Muchas veces resulta difícil poder encontrar deportistas que se destaquen tanto en lo que practican como también en sus estudios. Pero Maribel Aguirre rompe cualquier estadística. La chica de 16 años viene de consagrarse hace una semana en el Campeonato Argentino para categorías Menores y Juniors. Pero no todos sus logros se basan en lo que hace arriba de su bicicleta. Porque Maribel, también es alumna destacada en el Colegio San Vicente de Paul, donde se encuentra cursando el Quinto año en la especialidad de Economía.
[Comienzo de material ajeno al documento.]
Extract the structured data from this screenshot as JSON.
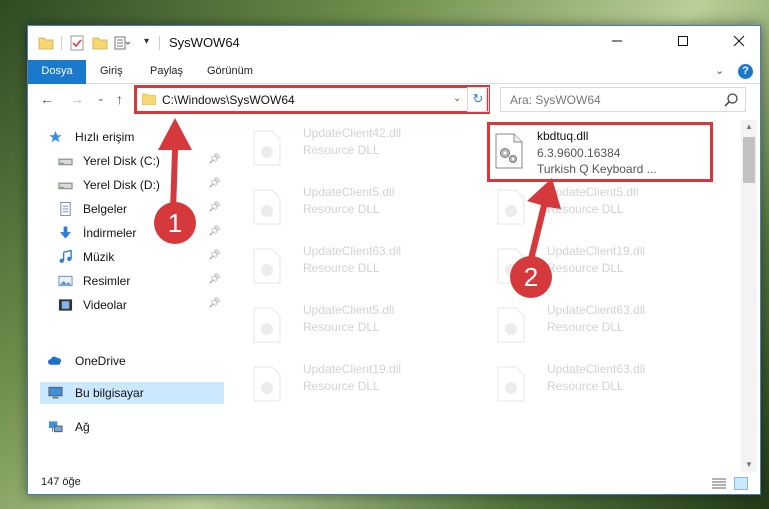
{
  "window": {
    "title": "SysWOW64"
  },
  "ribbon": {
    "tabs": [
      {
        "label": "Dosya"
      },
      {
        "label": "Giriş"
      },
      {
        "label": "Paylaş"
      },
      {
        "label": "Görünüm"
      }
    ]
  },
  "nav": {
    "address": "C:\\Windows\\SysWOW64",
    "search_placeholder": "Ara: SysWOW64"
  },
  "sidebar": {
    "items": [
      {
        "label": "Hızlı erişim",
        "icon": "star-icon",
        "pinned": false
      },
      {
        "label": "Yerel Disk (C:)",
        "icon": "drive-icon",
        "pinned": true
      },
      {
        "label": "Yerel Disk (D:)",
        "icon": "drive-icon",
        "pinned": true
      },
      {
        "label": "Belgeler",
        "icon": "documents-icon",
        "pinned": true
      },
      {
        "label": "İndirmeler",
        "icon": "download-icon",
        "pinned": true
      },
      {
        "label": "Müzik",
        "icon": "music-icon",
        "pinned": true
      },
      {
        "label": "Resimler",
        "icon": "pictures-icon",
        "pinned": true
      },
      {
        "label": "Videolar",
        "icon": "videos-icon",
        "pinned": true
      },
      {
        "label": "OneDrive",
        "icon": "cloud-icon",
        "pinned": false
      },
      {
        "label": "Bu bilgisayar",
        "icon": "computer-icon",
        "pinned": false
      },
      {
        "label": "Ağ",
        "icon": "network-icon",
        "pinned": false
      }
    ]
  },
  "files": {
    "highlighted": {
      "name": "kbdtuq.dll",
      "version": "6.3.9600.16384",
      "description": "Turkish Q Keyboard ..."
    },
    "left_column": [
      {
        "name": "UpdateClient42.dll",
        "type": "Resource DLL"
      },
      {
        "name": "UpdateClient5.dll",
        "type": "Resource DLL"
      },
      {
        "name": "UpdateClient63.dll",
        "type": "Resource DLL"
      },
      {
        "name": "UpdateClient5.dll",
        "type": "Resource DLL"
      },
      {
        "name": "UpdateClient19.dll",
        "type": "Resource DLL"
      }
    ],
    "right_column": [
      {
        "name": "UpdateClient5.dll",
        "type": "Resource DLL"
      },
      {
        "name": "UpdateClient19.dll",
        "type": "Resource DLL"
      },
      {
        "name": "UpdateClient63.dll",
        "type": "Resource DLL"
      },
      {
        "name": "UpdateClient63.dll",
        "type": "Resource DLL"
      }
    ]
  },
  "status": {
    "count": "147 öğe"
  },
  "annotations": {
    "badge1": "1",
    "badge2": "2",
    "color": "#d6393c"
  }
}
“Por suerte puedo llevar las dos cosas a la par. Es difícil pero hoy por hoy los dos son mis prioridades”, contó la chica.

Hace unos días Maribel consiguió lo más importante en su fructífera carrera como ciclista. En Mar del Plata se consagró Tricampeona argentina al conseguir Oro en Persecución Individual, Vueltas puntuables y también en la prueba de los 500 metros y para ella no resultó una sorpresa, porque consiguió lo que se había propuesto lograr. “Nunca imaginé ganar las tres pruebas, pero tengo que reconocer que me había preparado buscando eso. Hicimos un gran trabajo para destacarnos en Mar del Plata, yo iba muy ilusionada en hacer buena carrera en las tres disciplinas, pero sabía que lograrlo iba a ser muy difícil, por suerte se me dio”, destacó.
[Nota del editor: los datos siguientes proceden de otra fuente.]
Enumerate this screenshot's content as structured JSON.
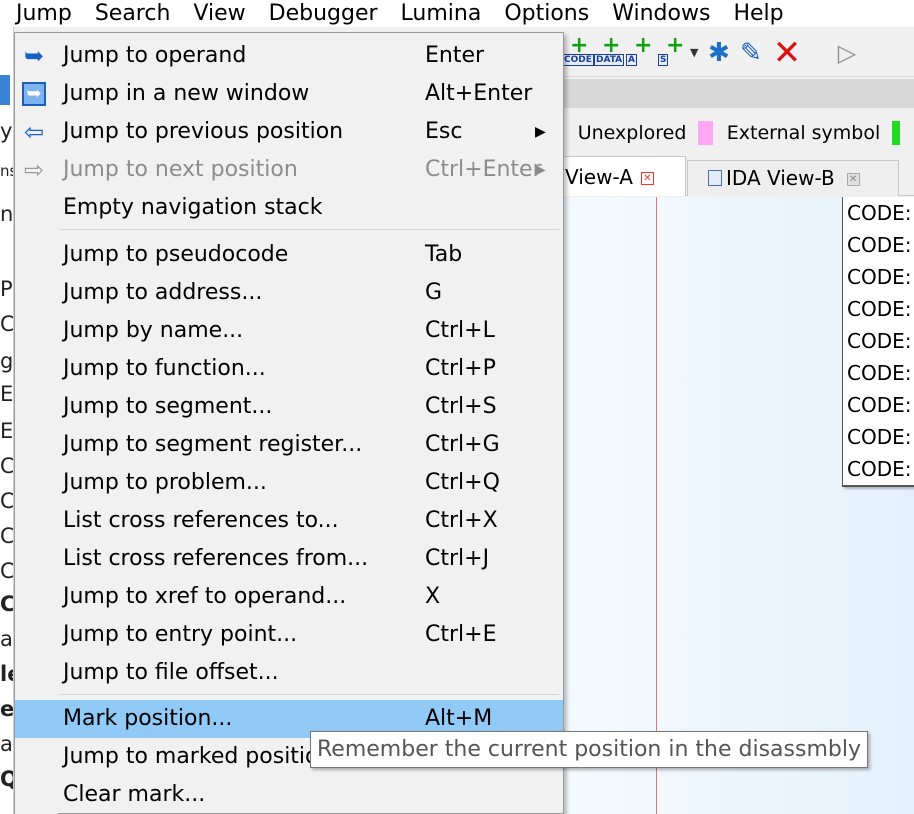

Maribel abrazó la pasión por el ciclismo desde muy pequeña y los argumentos son lógicos: trae los genes en la sangre. Es que tanto su papá Sergio como su mamá Roxana Mangue estuvieron desde siempre ligados al deporte de la bici. Ambos corriendo, aunque ahora Roxana se dedica al periodismo deportivo siendo una de las pocas mujeres que cubren ciclismo. Por eso, la mayor de los Aguirre se subió a una bicicleta desde muy pequeña y poco a poco ese hobby se fue transformando en su profesión. “Es algo que siempre me gustó y no lo pienso cambiar por nada”, aseguró la joven ciclista. Según sus padres, nunca les gustó la idea de que su hija fuera ciclista. “El ciclismo es un deporte muy sufrido, desde lo económico sobre todo” contó su papá, quien ahora se dedica a dirigir una Escuelita de ciclismo. Su mamá también tiene sus argumentos: “Me gusta que practique el deporte que amamos todos en la familia. Me acuerdo una vez cuando ella era más chica, sufrió una caída y se quebró la clavícula, esa vez le dije ‘¿estás segura que querés seguir’ y ahí la ves, logrando todo lo que se propone”, explicó la mamá que recordó cuando probó con llevarla a practicar patinaje artístico, hockey y hasta árabe, pero no hubo caso, Maribel había nacido para el ciclismo. Es tanto el profesionalismo con el que Maribel se toma el ciclismo, que la rutina de la chica es complicada en cuanto a horarios. Por la mañana cursa sus estudios en el Colegio San Vicente de Paul, en las siestas se sube a la bici y parte a entrenar y cuando regresa -después de merendar- sus cuadernos y sus libros son su compañía. Aguirre es una excelente alumna y según su mamá Roxana es muy aplicada y responsable y sus exámenes lo comprueban.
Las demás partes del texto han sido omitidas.